5 reasons the Pug might be the right dog breed for you
Pugs—the cuddly, quirky, small-breed dogs—have a history that traces back to 700 B.C. Find out in this blog from Figo, if the pug is the right dog breed for you.
We all immediately recognize the flat snoot, wrinkled face, and large expressive eyes of the loveable Pug. The Pug breed’sroots can be tracked back to Imperial China in 700 B.C., during the time of Confucius, when the breed was known as lo-sze. Imported to England in the 16th century, the breed quickly became a popular lap dog among the aristocracy. A Pug named Pompey is even credited with alerting Holland’s William I, Prince of Orange, to an assassination attempt by Spain. Over time, pugs have been the favored breed or both royals and celebrities—from Napoleon and Queen Victoria to Andy Warhol and Rob Zombie.
Here are 5 characteristics that may help you decide if the pug is the right dog breed for you:
1. Pugs are natural cuddlers.
If you want a small affectionate dog that will bond easily with you, the Pug might be your go-to-breed. As a breed, they tend to be expressive, exuberant, and often comical. They’re eager to play and will follow you, well, pretty much everywhere. Pugs tend to sleep more than other dogs (an average of 14 hours a day), and in this way are much like cats. So while they are known as eager people-pleasers, they’re also snoozers. Pugs are also known to be great family dogs and are very playful and affectionate with children. Also, because of their mouth shape, pugs have trouble delivering an aggressive bite and so are considered to be on the more kid-safe end of the breed spectrum.
2. Pugs tend to be smart, observant, and quick learners.
The plus side of this trait is that they can be easily trained. The minus is they will quickly learn where you store the treats, and can get into their share of mischief. They also tend to be a little on the stubborn side, so training your Pug may require a little extra patience on your part.

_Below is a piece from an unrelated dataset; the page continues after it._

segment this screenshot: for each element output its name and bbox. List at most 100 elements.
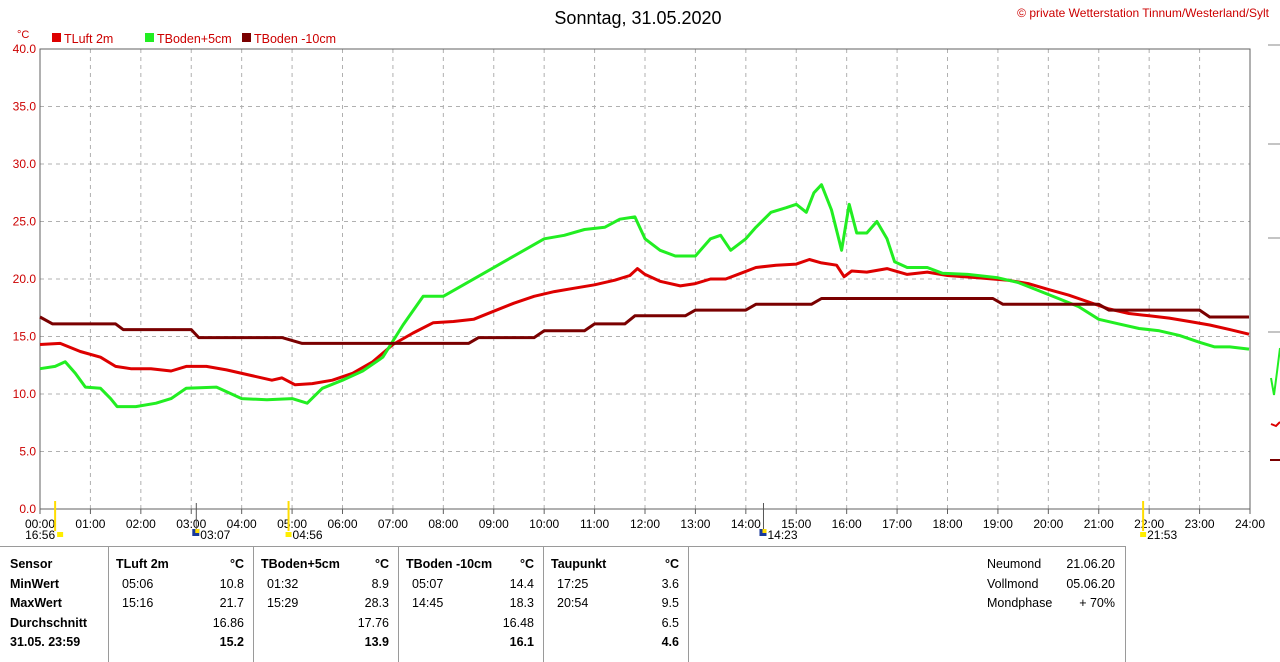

But if you persevere, you’ll be amply rewarded for your efforts.
3. Pugs are relatively low-maintenance.
They don’t bark much—which is ideal if you live in an apartment or have roommates—and they tend to sleep a lot. Contrary to myth, pugs do shed, and their coarse short hair needs regular grooming. Fortunately, most Pugs love the physical contact that a good brushing provides and are eager for the attention.
4. With pugs, a little exercise goes a long way.
Due to their small stature, pugs don’t need fields of running room and adapt well to apartment living. About 20 minutes of brisk exercise a day should be sufficient to keep your pug healthy, happy, and entertained. They do tend to have a robust appetite and have a predisposition for obesity. So you’ll want to watch your dog’s weight and limit treats, especially in older animals.
5. Pugs get along well with other animals.
Pugs tend to be lovers, not fighters. So they’ll try to endear themselves not only to you and your children, but to any other pets you might own. Because of their size and sleeping habits, they tend to do well with cats; it’s not uncommon to catch your Pug and cat snuggling together for a nap.
So if you are looking for a small, smart dog that loves to play, sleep, and cuddle, consider a Pug. As a pug owner, what would add to this list?